Para o senador Ted Cruz, o buraco é mais embaixo: “não podemos deixar o dia da eleição ir e vir e com um tribunal de 4-4”, sob o risco de uma “crise institucional”. Aliás, com Trump ameaçando não reconhecer o resultado e mentindo que voto pelo correio é fraude.

Uma Suprema Corte de maioria retrógrada 6-3 seria tudo que Trump gostaria caso virasse a mesa em relação aos votos pelo correio. Ou, em outra hipótese, caso jogasse para encerrar a contagem de votos e ser declarado vencedor, repetindo a fraude de 2000 Bush v. Gore.

As apostas já estão correndo nesse terreno, com mais de 200 ações judiciais federais movidas sobre vários aspectos da eleição em 45 estados, algumas delas podendo chegar ao Supremo antes do 3 de novembro.

A senadora Elizabeth Warren disse que “McConnell e os republicanos acham que esta luta acabou”, no caso da substituição a jato da juíza Ginsburg. “Deixe-me ser clara: esta luta só começou – e estamos prontos para dar tudo que temos”.

Dentro das fileiras democratas já há quem fale numa ‘opção nuclear’, um segundo julgamento de impeachment contra Trump, como alternativa para paralisar a investida sobre a Suprema Corte.

Trump já reagiu aos rumores, dizendo que, se isso ocorrer, aí que ele ganha a Câmara federal de volta.
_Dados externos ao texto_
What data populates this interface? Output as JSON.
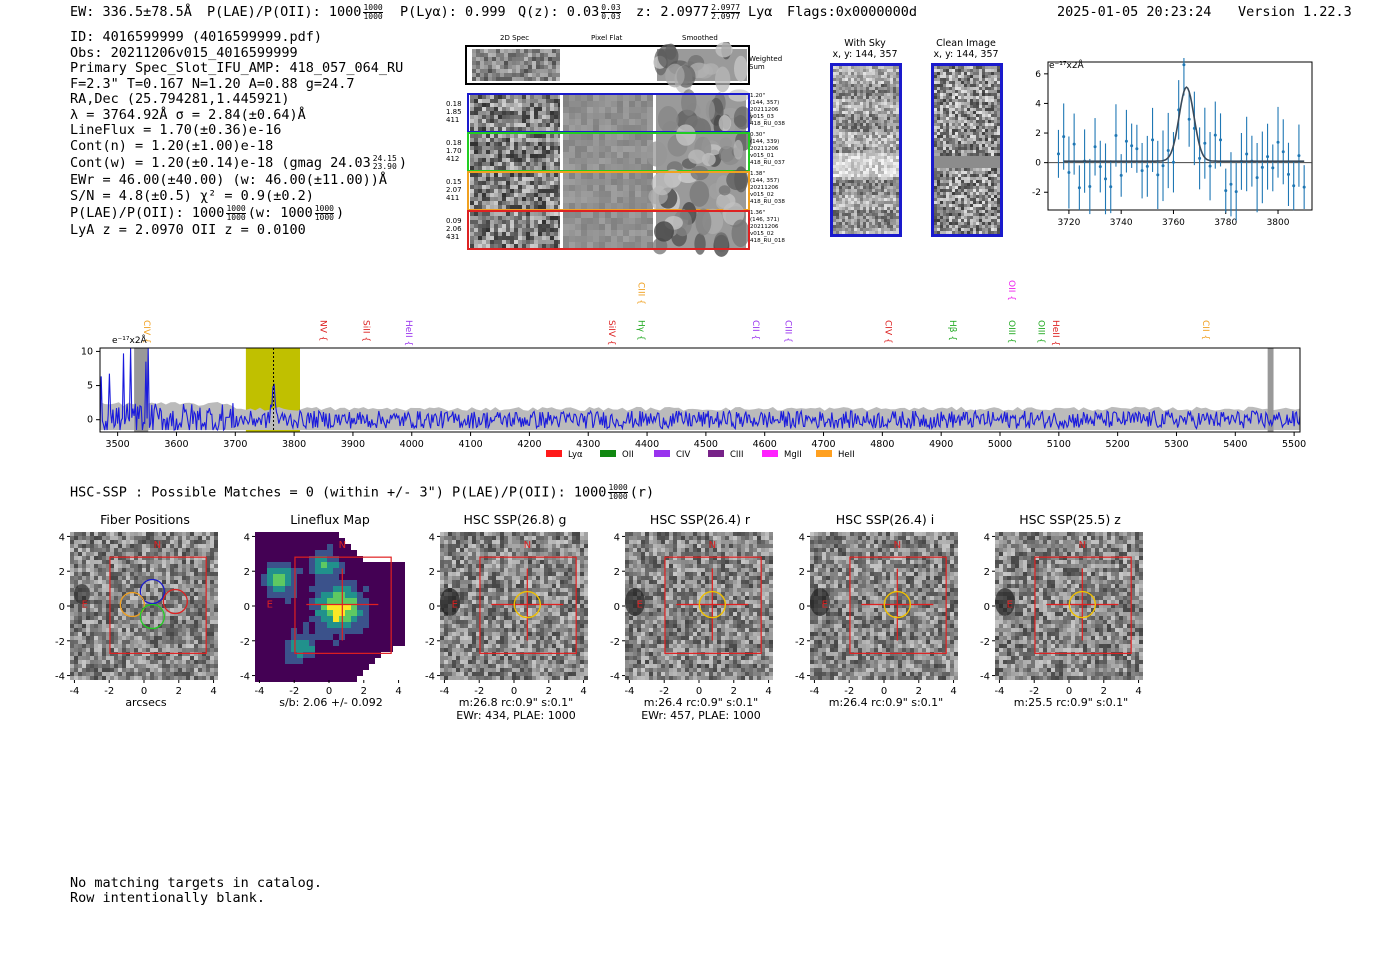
{
  "header": {
    "ew": "EW: 336.5±78.5Å",
    "plae_label": "P(LAE)/P(OII): 1000",
    "plae_hi": "1000",
    "plae_lo": "1000",
    "plya": "P(Lyα): 0.999",
    "qz_label": "Q(z): 0.03",
    "qz_hi": "0.03",
    "qz_lo": "0.03",
    "z_label": "z: 2.0977",
    "z_hi": "2.0977",
    "z_lo": "2.0977",
    "line": "Lyα",
    "flags": "Flags:0x0000000d",
    "datetime": "2025-01-05 20:23:24",
    "version": "Version 1.22.3"
  },
  "info": {
    "id": "ID: 4016599999 (4016599999.pdf)",
    "obs": "Obs: 20211206v015_4016599999",
    "primary": "Primary Spec_Slot_IFU_AMP: 418_057_064_RU",
    "params": "F=2.3\"  T=0.167  N=1.20  A=0.88  g=24.7",
    "radec": "RA,Dec (25.794281,1.445921)",
    "lambda": "λ = 3764.92Å  σ = 2.84(±0.64)Å",
    "lineflux": "LineFlux = 1.70(±0.36)e-16",
    "contn": "Cont(n) = 1.20(±1.00)e-18",
    "contw": "Cont(w) = 1.20(±0.14)e-18 (gmag 24.03",
    "contw_hi": "24.15",
    "contw_lo": "23.90",
    "contw_end": ")",
    "ewr": "EWr = 46.00(±40.00) (w: 46.00(±11.00))Å",
    "sn": "S/N = 4.8(±0.5)  χ² = 0.9(±0.2)",
    "plae": "P(LAE)/P(OII): 1000",
    "plae_hi": "1000",
    "plae_lo": "1000",
    "plae_w": "(w: 1000",
    "plae_w_hi": "1000",
    "plae_w_lo": "1000",
    "plae_end": ")",
    "lyaz": "LyA z = 2.0970  OII z = 0.0100"
  },
  "cutouts": {
    "col_headers": [
      "2D Spec",
      "Pixel Flat",
      "Smoothed"
    ],
    "weighted": "Weighted\nSum",
    "rows": [
      {
        "left": [
          "0.18",
          "1.85",
          "411"
        ],
        "right": [
          "1.20\"",
          "(144, 357)",
          "20211206",
          "v015_03",
          "418_RU_038"
        ],
        "color": "#1a1acc"
      },
      {
        "left": [
          "0.18",
          "1.70",
          "412"
        ],
        "right": [
          "0.30\"",
          "(144, 339)",
          "20211206",
          "v015_01",
          "418_RU_037"
        ],
        "color": "#22cc22"
      },
      {
        "left": [
          "0.15",
          "2.07",
          "411"
        ],
        "right": [
          "1.38\"",
          "(144, 357)",
          "20211206",
          "v015_02",
          "418_RU_038"
        ],
        "color": "#f0a020"
      },
      {
        "left": [
          "0.09",
          "2.06",
          "431"
        ],
        "right": [
          "1.36\"",
          "(146, 371)",
          "20211206",
          "v015_02",
          "418_RU_018"
        ],
        "color": "#dd2222"
      }
    ]
  },
  "sky": {
    "with_sky": "With Sky",
    "with_sky_xy": "x, y: 144, 357",
    "clean": "Clean Image",
    "clean_xy": "x, y: 144, 357"
  },
  "zoom_plot": {
    "unit": "e⁻¹⁷x2Å",
    "xticks": [
      "3720",
      "3740",
      "3760",
      "3780",
      "3800"
    ],
    "yticks": [
      "6",
      "4",
      "2",
      "0",
      "-2"
    ]
  },
  "spectrum": {
    "unit": "e⁻¹⁷x2Å",
    "yticks": [
      "10",
      "5",
      "0"
    ],
    "xticks": [
      "3500",
      "3600",
      "3700",
      "3800",
      "3900",
      "4000",
      "4100",
      "4200",
      "4300",
      "4400",
      "4500",
      "4600",
      "4700",
      "4800",
      "4900",
      "5000",
      "5100",
      "5200",
      "5300",
      "5400",
      "5500"
    ],
    "lines": [
      {
        "label": "CIV",
        "color": "#f0a020",
        "wl": 3540
      },
      {
        "label": "NV",
        "color": "#dd2222",
        "wl": 3840
      },
      {
        "label": "SiII",
        "color": "#dd2222",
        "wl": 3913
      },
      {
        "label": "HeII",
        "color": "#9933ee",
        "wl": 3985
      },
      {
        "label": "SiIV",
        "color": "#dd2222",
        "wl": 4330
      },
      {
        "label": "CIII",
        "color": "#f0a020",
        "wl": 4380
      },
      {
        "label": "Hγ",
        "color": "#22aa22",
        "wl": 4380
      },
      {
        "label": "CII",
        "color": "#9933ee",
        "wl": 4575
      },
      {
        "label": "CIII",
        "color": "#9933ee",
        "wl": 4630
      },
      {
        "label": "CIV",
        "color": "#dd2222",
        "wl": 4800
      },
      {
        "label": "Hβ",
        "color": "#22aa22",
        "wl": 4910
      },
      {
        "label": "OIII",
        "color": "#22aa22",
        "wl": 5010
      },
      {
        "label": "OII",
        "color": "#ee22ee",
        "wl": 5010
      },
      {
        "label": "OIII",
        "color": "#22aa22",
        "wl": 5060
      },
      {
        "label": "HeII",
        "color": "#dd2222",
        "wl": 5085
      },
      {
        "label": "CII",
        "color": "#f0a020",
        "wl": 5340
      }
    ],
    "legend": [
      {
        "label": "Lyα",
        "color": "#ff1a1a"
      },
      {
        "label": "OII",
        "color": "#118811"
      },
      {
        "label": "CIV",
        "color": "#9933ee"
      },
      {
        "label": "CIII",
        "color": "#772288"
      },
      {
        "label": "MgII",
        "color": "#ff22ff"
      },
      {
        "label": "HeII",
        "color": "#ffa020"
      }
    ]
  },
  "hsc": {
    "title": "HSC-SSP : Possible Matches = 0 (within +/- 3\")  P(LAE)/P(OII): 1000",
    "title_hi": "1000",
    "title_lo": "1000",
    "title_end": "(r)",
    "panels": [
      {
        "title": "Fiber Positions",
        "caption": [
          "arcsecs"
        ]
      },
      {
        "title": "Lineflux Map",
        "caption": [
          "s/b: 2.06 +/- 0.092"
        ]
      },
      {
        "title": "HSC SSP(26.8) g",
        "caption": [
          "m:26.8 rc:0.9\"  s:0.1\"",
          "EWr: 434, PLAE: 1000"
        ]
      },
      {
        "title": "HSC SSP(26.4) r",
        "caption": [
          "m:26.4 rc:0.9\"  s:0.1\"",
          "EWr: 457, PLAE: 1000"
        ]
      },
      {
        "title": "HSC SSP(26.4) i",
        "caption": [
          "m:26.4 rc:0.9\"  s:0.1\""
        ]
      },
      {
        "title": "HSC SSP(25.5) z",
        "caption": [
          "m:25.5 rc:0.9\"  s:0.1\""
        ]
      }
    ],
    "axis_ticks": [
      "4",
      "2",
      "0",
      "-2",
      "-4"
    ],
    "x_ticks": [
      "-4",
      "-2",
      "0",
      "2",
      "4"
    ],
    "n_label": "N",
    "e_label": "E"
  },
  "footer": {
    "line1": "No matching targets in catalog.",
    "line2": "Row intentionally blank."
  }
}
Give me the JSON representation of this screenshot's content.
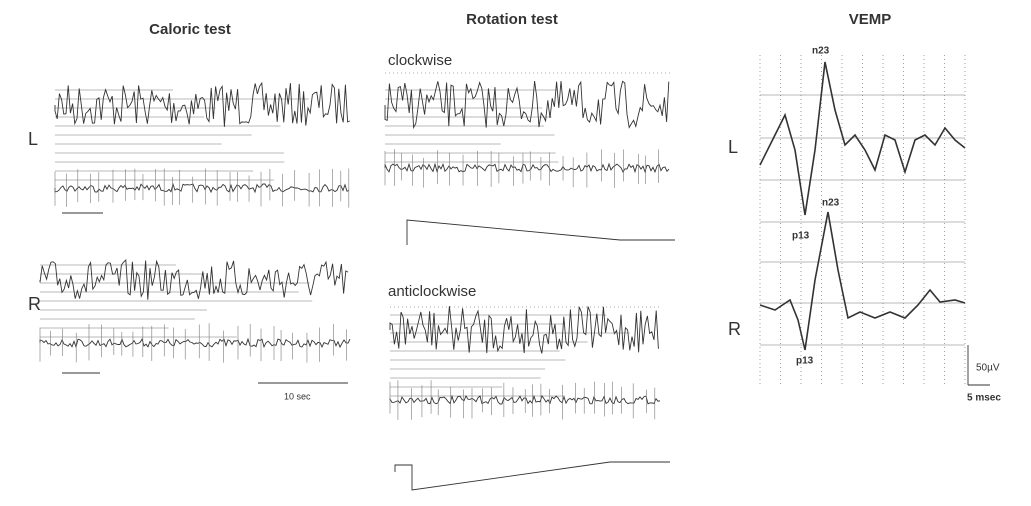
{
  "panels": [
    {
      "title": "Caloric test",
      "labels": [
        "L",
        "R"
      ],
      "time_scale": "10 sec"
    },
    {
      "title": "Rotation test",
      "subtitles": [
        "clockwise",
        "anticlockwise"
      ]
    },
    {
      "title": "VEMP",
      "labels": [
        "L",
        "R"
      ],
      "peaks": [
        "n23",
        "p13",
        "n23",
        "p13"
      ],
      "amplitude_scale": "50µV",
      "time_scale": "5 msec"
    }
  ]
}
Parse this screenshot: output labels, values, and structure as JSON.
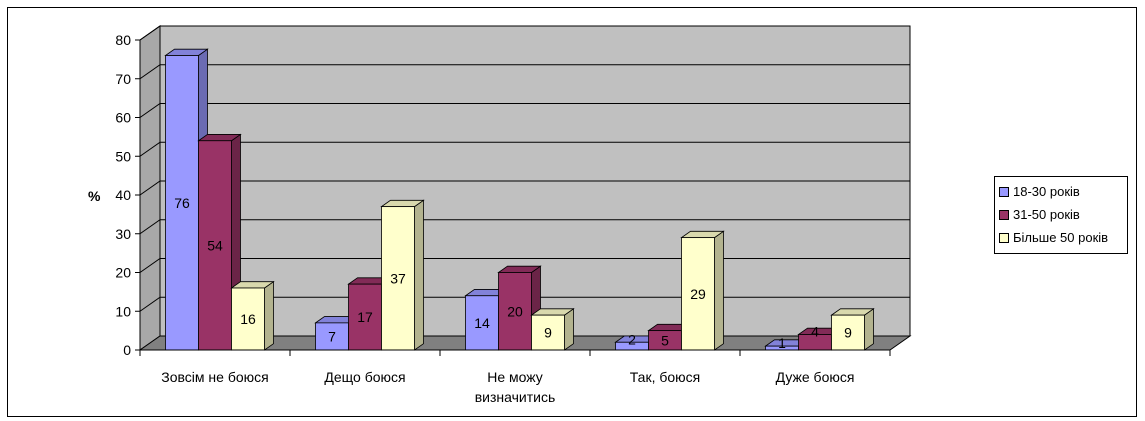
{
  "chart_data": {
    "type": "bar",
    "style": "3d-clustered",
    "categories": [
      "Зовсім не боюся",
      "Дещо боюся",
      "Не можу визначитись",
      "Так, боюся",
      "Дуже боюся"
    ],
    "category_lines": [
      [
        "Зовсім не боюся"
      ],
      [
        "Дещо боюся"
      ],
      [
        "Не можу",
        "визначитись"
      ],
      [
        "Так, боюся"
      ],
      [
        "Дуже боюся"
      ]
    ],
    "series": [
      {
        "name": "18-30 років",
        "values": [
          76,
          7,
          14,
          2,
          1
        ],
        "color": "#9999ff"
      },
      {
        "name": "31-50 років",
        "values": [
          54,
          17,
          20,
          5,
          4
        ],
        "color": "#993366"
      },
      {
        "name": "Більше 50 років",
        "values": [
          16,
          37,
          9,
          29,
          9
        ],
        "color": "#ffffcc"
      }
    ],
    "ylabel": "%",
    "ylim": [
      0,
      80
    ],
    "yticks": [
      0,
      10,
      20,
      30,
      40,
      50,
      60,
      70,
      80
    ],
    "grid": true,
    "data_labels": true,
    "legend_position": "right",
    "wall_color": "#c0c0c0",
    "floor_color": "#808080"
  }
}
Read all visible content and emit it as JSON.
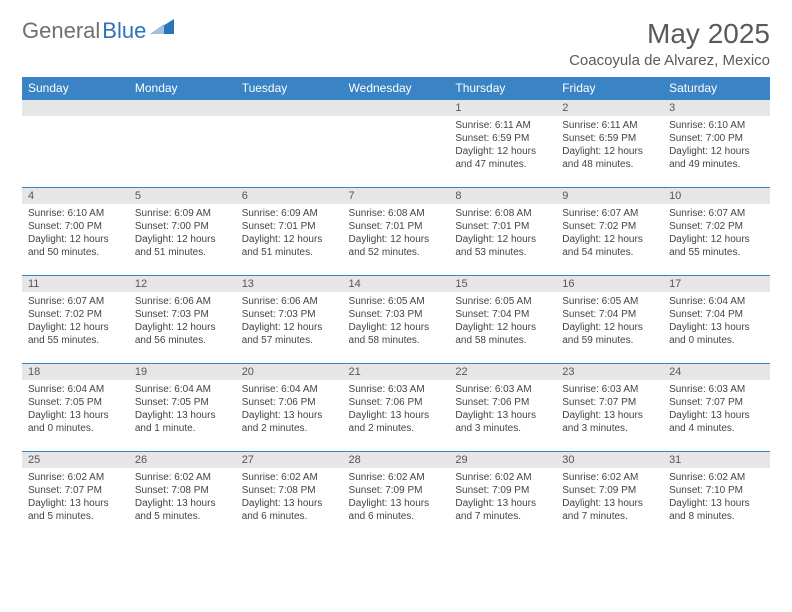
{
  "logo": {
    "general": "General",
    "blue": "Blue"
  },
  "header": {
    "month_title": "May 2025",
    "location": "Coacoyula de Alvarez, Mexico"
  },
  "colors": {
    "header_bg": "#3a83c5",
    "band_bg": "#e6e6e6",
    "rule": "#3a83c5",
    "text": "#444444",
    "title_text": "#5a5a5a",
    "logo_gray": "#6f6f6f",
    "logo_blue": "#2b74b8"
  },
  "day_labels": [
    "Sunday",
    "Monday",
    "Tuesday",
    "Wednesday",
    "Thursday",
    "Friday",
    "Saturday"
  ],
  "weeks": [
    [
      {
        "n": "",
        "sr": "",
        "ss": "",
        "dl": ""
      },
      {
        "n": "",
        "sr": "",
        "ss": "",
        "dl": ""
      },
      {
        "n": "",
        "sr": "",
        "ss": "",
        "dl": ""
      },
      {
        "n": "",
        "sr": "",
        "ss": "",
        "dl": ""
      },
      {
        "n": "1",
        "sr": "6:11 AM",
        "ss": "6:59 PM",
        "dl": "12 hours and 47 minutes."
      },
      {
        "n": "2",
        "sr": "6:11 AM",
        "ss": "6:59 PM",
        "dl": "12 hours and 48 minutes."
      },
      {
        "n": "3",
        "sr": "6:10 AM",
        "ss": "7:00 PM",
        "dl": "12 hours and 49 minutes."
      }
    ],
    [
      {
        "n": "4",
        "sr": "6:10 AM",
        "ss": "7:00 PM",
        "dl": "12 hours and 50 minutes."
      },
      {
        "n": "5",
        "sr": "6:09 AM",
        "ss": "7:00 PM",
        "dl": "12 hours and 51 minutes."
      },
      {
        "n": "6",
        "sr": "6:09 AM",
        "ss": "7:01 PM",
        "dl": "12 hours and 51 minutes."
      },
      {
        "n": "7",
        "sr": "6:08 AM",
        "ss": "7:01 PM",
        "dl": "12 hours and 52 minutes."
      },
      {
        "n": "8",
        "sr": "6:08 AM",
        "ss": "7:01 PM",
        "dl": "12 hours and 53 minutes."
      },
      {
        "n": "9",
        "sr": "6:07 AM",
        "ss": "7:02 PM",
        "dl": "12 hours and 54 minutes."
      },
      {
        "n": "10",
        "sr": "6:07 AM",
        "ss": "7:02 PM",
        "dl": "12 hours and 55 minutes."
      }
    ],
    [
      {
        "n": "11",
        "sr": "6:07 AM",
        "ss": "7:02 PM",
        "dl": "12 hours and 55 minutes."
      },
      {
        "n": "12",
        "sr": "6:06 AM",
        "ss": "7:03 PM",
        "dl": "12 hours and 56 minutes."
      },
      {
        "n": "13",
        "sr": "6:06 AM",
        "ss": "7:03 PM",
        "dl": "12 hours and 57 minutes."
      },
      {
        "n": "14",
        "sr": "6:05 AM",
        "ss": "7:03 PM",
        "dl": "12 hours and 58 minutes."
      },
      {
        "n": "15",
        "sr": "6:05 AM",
        "ss": "7:04 PM",
        "dl": "12 hours and 58 minutes."
      },
      {
        "n": "16",
        "sr": "6:05 AM",
        "ss": "7:04 PM",
        "dl": "12 hours and 59 minutes."
      },
      {
        "n": "17",
        "sr": "6:04 AM",
        "ss": "7:04 PM",
        "dl": "13 hours and 0 minutes."
      }
    ],
    [
      {
        "n": "18",
        "sr": "6:04 AM",
        "ss": "7:05 PM",
        "dl": "13 hours and 0 minutes."
      },
      {
        "n": "19",
        "sr": "6:04 AM",
        "ss": "7:05 PM",
        "dl": "13 hours and 1 minute."
      },
      {
        "n": "20",
        "sr": "6:04 AM",
        "ss": "7:06 PM",
        "dl": "13 hours and 2 minutes."
      },
      {
        "n": "21",
        "sr": "6:03 AM",
        "ss": "7:06 PM",
        "dl": "13 hours and 2 minutes."
      },
      {
        "n": "22",
        "sr": "6:03 AM",
        "ss": "7:06 PM",
        "dl": "13 hours and 3 minutes."
      },
      {
        "n": "23",
        "sr": "6:03 AM",
        "ss": "7:07 PM",
        "dl": "13 hours and 3 minutes."
      },
      {
        "n": "24",
        "sr": "6:03 AM",
        "ss": "7:07 PM",
        "dl": "13 hours and 4 minutes."
      }
    ],
    [
      {
        "n": "25",
        "sr": "6:02 AM",
        "ss": "7:07 PM",
        "dl": "13 hours and 5 minutes."
      },
      {
        "n": "26",
        "sr": "6:02 AM",
        "ss": "7:08 PM",
        "dl": "13 hours and 5 minutes."
      },
      {
        "n": "27",
        "sr": "6:02 AM",
        "ss": "7:08 PM",
        "dl": "13 hours and 6 minutes."
      },
      {
        "n": "28",
        "sr": "6:02 AM",
        "ss": "7:09 PM",
        "dl": "13 hours and 6 minutes."
      },
      {
        "n": "29",
        "sr": "6:02 AM",
        "ss": "7:09 PM",
        "dl": "13 hours and 7 minutes."
      },
      {
        "n": "30",
        "sr": "6:02 AM",
        "ss": "7:09 PM",
        "dl": "13 hours and 7 minutes."
      },
      {
        "n": "31",
        "sr": "6:02 AM",
        "ss": "7:10 PM",
        "dl": "13 hours and 8 minutes."
      }
    ]
  ],
  "labels": {
    "sunrise": "Sunrise:",
    "sunset": "Sunset:",
    "daylight": "Daylight:"
  }
}
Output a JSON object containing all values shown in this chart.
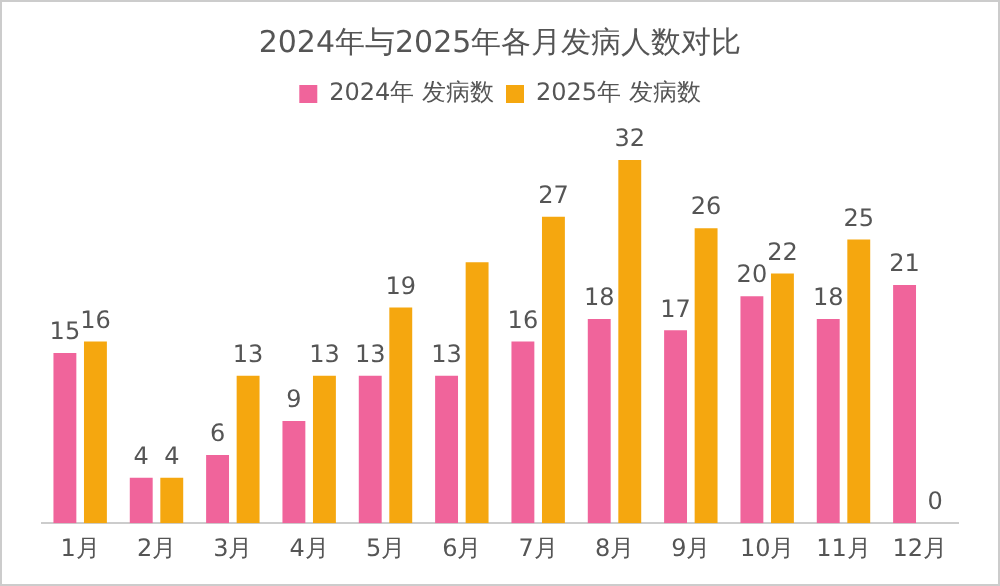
{
  "chart_data": {
    "type": "bar",
    "title": "2024年与2025年各月发病人数对比",
    "categories": [
      "1月",
      "2月",
      "3月",
      "4月",
      "5月",
      "6月",
      "7月",
      "8月",
      "9月",
      "10月",
      "11月",
      "12月"
    ],
    "series": [
      {
        "name": "2024年 发病数",
        "color": "#f0649b",
        "values": [
          15,
          4,
          6,
          9,
          13,
          13,
          16,
          18,
          17,
          20,
          18,
          21
        ],
        "value_labels": [
          "15",
          "4",
          "6",
          "9",
          "13",
          "13",
          "16",
          "18",
          "17",
          "20",
          "18",
          "21"
        ]
      },
      {
        "name": "2025年 发病数",
        "color": "#f5a70f",
        "values": [
          16,
          4,
          13,
          13,
          19,
          23,
          27,
          32,
          26,
          22,
          25,
          0
        ],
        "value_labels": [
          "16",
          "4",
          "13",
          "13",
          "19",
          null,
          "27",
          "32",
          "26",
          "22",
          "25",
          "0"
        ]
      }
    ],
    "legend": "top",
    "grid": false
  }
}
Os nomes que vêm sendo divulgados das mais cotadas de Trump para a Suprema Corte são Amy Coney Barret, juíza católica e antiaborto, que foi colaboradora de Scalia.

Também Bárbara Lagoa, da Flórida, filha de cubano-americanos, nome cujo atrativo seria atrair votos para Trump num estado onde está dando empate no momento.

A Suprema Corte anunciou na segunda-feira que o caixão da magistrada estará exposto na quarta-feira no Lincoln Catafalque no topo da Suprema Escadaria, na área monumental de Washington, e nos próximos ao ar livre, devido à pandemia. Na sexta-feira, o caixão será levado ao National Statuary Hall no Capitol Hill para uma cerimônia formal aberta apenas para convidados.

Segundo Trump, ele só está esperando o encerramento das cerimônias de despedida da juíza Ginsburg, para dar início ao assédio à Suprema Corte, via Senado. “Acho que será sexta ou sábado, porque queremos prestar nossos respeitos. Parece que teremos serviços [funerais] na quinta ou sexta-feira, pelo que entendi”, disse o chefe da Casa Branca.